I have established gut / belly doesn’t seem to be just bloating although some days it is clear it’s a contributing factor. I have discovered a rather crucial fact about myself that I’m rather ashamed of and that is how my self discipline / will power is none existent!
I have never been more than 8.5 stone until a year or so ago then never more than 9.5. I’ve always been an 8 due to a high metabolism.
Don’t get me wrong this is not far or thin this is not 8 vs 12 or 16. This is about health and well being as much as the belly I’ve developed and extra half a stone I’ve suddenly found.
I popped on the Internet the other week after months of whinging and half hearted attempts, I decided drastic action was needed.

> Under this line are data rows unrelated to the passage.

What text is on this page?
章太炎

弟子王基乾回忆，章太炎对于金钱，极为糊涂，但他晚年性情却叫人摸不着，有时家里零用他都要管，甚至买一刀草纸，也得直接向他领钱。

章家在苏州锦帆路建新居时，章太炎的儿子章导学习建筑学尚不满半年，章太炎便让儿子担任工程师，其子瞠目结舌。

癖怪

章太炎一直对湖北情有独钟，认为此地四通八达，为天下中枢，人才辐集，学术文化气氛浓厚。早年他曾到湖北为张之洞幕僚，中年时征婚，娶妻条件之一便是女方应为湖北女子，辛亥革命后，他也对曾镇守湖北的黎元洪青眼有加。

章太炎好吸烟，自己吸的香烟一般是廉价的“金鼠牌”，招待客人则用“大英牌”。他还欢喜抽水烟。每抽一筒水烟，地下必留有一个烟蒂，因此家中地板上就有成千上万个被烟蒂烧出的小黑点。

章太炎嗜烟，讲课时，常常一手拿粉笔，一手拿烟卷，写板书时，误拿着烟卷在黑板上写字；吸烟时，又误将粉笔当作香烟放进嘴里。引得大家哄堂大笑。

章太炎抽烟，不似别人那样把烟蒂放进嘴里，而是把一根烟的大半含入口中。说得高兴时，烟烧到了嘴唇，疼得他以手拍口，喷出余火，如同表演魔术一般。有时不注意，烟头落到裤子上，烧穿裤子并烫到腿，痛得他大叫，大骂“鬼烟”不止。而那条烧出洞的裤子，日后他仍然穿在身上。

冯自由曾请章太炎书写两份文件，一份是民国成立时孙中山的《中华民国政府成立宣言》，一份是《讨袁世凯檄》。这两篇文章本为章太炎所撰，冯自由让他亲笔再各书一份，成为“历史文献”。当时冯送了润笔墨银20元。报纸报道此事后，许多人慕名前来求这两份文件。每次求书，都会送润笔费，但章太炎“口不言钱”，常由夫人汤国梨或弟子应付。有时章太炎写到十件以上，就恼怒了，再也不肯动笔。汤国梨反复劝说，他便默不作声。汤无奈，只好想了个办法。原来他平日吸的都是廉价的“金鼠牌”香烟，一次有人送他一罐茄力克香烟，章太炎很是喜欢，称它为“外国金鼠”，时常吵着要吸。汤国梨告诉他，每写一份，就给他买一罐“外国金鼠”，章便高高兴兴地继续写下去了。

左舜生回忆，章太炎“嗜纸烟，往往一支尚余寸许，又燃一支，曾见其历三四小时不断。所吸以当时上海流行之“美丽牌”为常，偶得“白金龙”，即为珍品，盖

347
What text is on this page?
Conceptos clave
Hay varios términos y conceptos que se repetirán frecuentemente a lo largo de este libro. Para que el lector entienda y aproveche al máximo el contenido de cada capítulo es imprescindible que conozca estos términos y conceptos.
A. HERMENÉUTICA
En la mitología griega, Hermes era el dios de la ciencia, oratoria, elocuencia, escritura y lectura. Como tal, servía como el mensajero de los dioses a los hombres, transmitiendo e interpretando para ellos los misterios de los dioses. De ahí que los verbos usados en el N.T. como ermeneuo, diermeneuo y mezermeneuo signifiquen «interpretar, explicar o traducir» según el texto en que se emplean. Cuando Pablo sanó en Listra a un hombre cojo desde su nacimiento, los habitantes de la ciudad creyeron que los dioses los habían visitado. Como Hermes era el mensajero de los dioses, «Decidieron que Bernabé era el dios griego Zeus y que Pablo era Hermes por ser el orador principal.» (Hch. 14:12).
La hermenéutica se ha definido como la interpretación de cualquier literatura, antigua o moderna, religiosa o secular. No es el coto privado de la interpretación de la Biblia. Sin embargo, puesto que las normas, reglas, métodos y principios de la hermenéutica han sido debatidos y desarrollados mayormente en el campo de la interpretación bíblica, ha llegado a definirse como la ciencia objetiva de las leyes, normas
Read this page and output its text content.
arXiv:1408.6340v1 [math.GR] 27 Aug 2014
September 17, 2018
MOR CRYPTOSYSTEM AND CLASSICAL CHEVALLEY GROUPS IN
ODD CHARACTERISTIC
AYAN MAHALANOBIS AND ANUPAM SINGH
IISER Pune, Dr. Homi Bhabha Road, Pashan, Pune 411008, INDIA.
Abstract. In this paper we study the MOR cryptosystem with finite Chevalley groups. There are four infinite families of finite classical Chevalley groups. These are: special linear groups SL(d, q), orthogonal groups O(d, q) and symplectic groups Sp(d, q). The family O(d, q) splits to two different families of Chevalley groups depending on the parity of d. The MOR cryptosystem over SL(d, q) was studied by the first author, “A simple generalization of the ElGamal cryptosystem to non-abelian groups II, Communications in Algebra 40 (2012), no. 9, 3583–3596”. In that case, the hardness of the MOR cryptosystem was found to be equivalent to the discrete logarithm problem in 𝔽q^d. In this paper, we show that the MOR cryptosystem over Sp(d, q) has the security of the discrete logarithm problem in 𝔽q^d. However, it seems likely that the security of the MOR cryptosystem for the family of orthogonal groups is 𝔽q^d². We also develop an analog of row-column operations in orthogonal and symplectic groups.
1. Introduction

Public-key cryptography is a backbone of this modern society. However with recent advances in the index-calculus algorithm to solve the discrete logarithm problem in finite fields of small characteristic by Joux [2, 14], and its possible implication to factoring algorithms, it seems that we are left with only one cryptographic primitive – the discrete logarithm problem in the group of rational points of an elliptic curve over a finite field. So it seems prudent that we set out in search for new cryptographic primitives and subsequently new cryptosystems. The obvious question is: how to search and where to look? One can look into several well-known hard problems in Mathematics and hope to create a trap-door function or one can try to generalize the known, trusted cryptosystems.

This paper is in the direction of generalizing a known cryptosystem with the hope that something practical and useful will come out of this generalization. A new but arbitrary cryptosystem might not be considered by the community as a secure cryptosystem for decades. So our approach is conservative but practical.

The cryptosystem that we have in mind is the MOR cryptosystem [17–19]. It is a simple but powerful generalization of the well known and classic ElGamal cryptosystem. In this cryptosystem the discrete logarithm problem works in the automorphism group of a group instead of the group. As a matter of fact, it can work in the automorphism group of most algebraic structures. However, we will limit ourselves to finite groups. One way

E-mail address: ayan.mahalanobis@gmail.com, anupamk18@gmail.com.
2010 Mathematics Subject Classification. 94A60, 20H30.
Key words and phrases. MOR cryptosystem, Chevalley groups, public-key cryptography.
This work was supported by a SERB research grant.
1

I ordered a free trial of raspberry ketone and vita cleanse colon detox. Within 15 minutes half of my office were telling me about the scam and how it had featured on watchdog. They are auto enrol and so if the trial isn’t cancelled and returned within 14 days huge amounts of money are taken from your bank. I have rectified that as best I could although the courier to deliver the pills seems to come when I’m at work so I’m praying the arrive in the 14 days while my amazing bank First Direct help me out with the financial dispute side of things.
Anyway I’ve been left embarrassed at myself and angry. I’ve been reading a book called The Resilient Life by Gordon MacDonald and it had a chapter about discipline. I am lazy and undisciplined in this aspect of my life.
I know the best way to get rid of a bad habit is to create a good one, I know it takes 21 days to start a new habit.
How did I let myself change this much without doing something before? How did I get to the point where I was eating vitamin tablets recommended by a nutritionalist at the same time as devouring endless sweets. At the point I was desperate enough to consider veganism and then because I could t face it silly enough to order weight loss pills over the Internet???
The answer: I don’t even know
It’s likely the age old tale of a moment on the lips a lifetime on the hips. A few people have explained it may just be my age (I hit 35 in October). Maybe it’s been gradual so I didn’t notice.
I’ve tried to deal with unwell / crappy feelings with some of my new habits and the visit to the nutritionalist. But now we are here!!!
I’m looking at a Holland and Barrett bag containing raspberry ketones and an aloe Vera Colin cleanse and next to it, the contradictory evidence that would say I can’t care that much but definitely says I’m lacking in self discipline – yea on the seat with my Holland and Barrett bag is my McDonalds bag.
I heard somewhere possibly from Dr Robi Sonderegger maybe about habits or addictions about going to an extreme aiming far far one way when you’ve been far the other way allows you to land in the middle.
I don’t want extreme in terms of the Forks Over Knives or cabbage soup diet or Dr Oz ten day detox BUT…
I do think to break this habit / cycle to eat healthier and also to loose weight and get my shape back I need to aim for extreme for a while.
So as it’s likely going to be trial and error and maybe for an amount of accountability I thought I would blog my journey to health!!!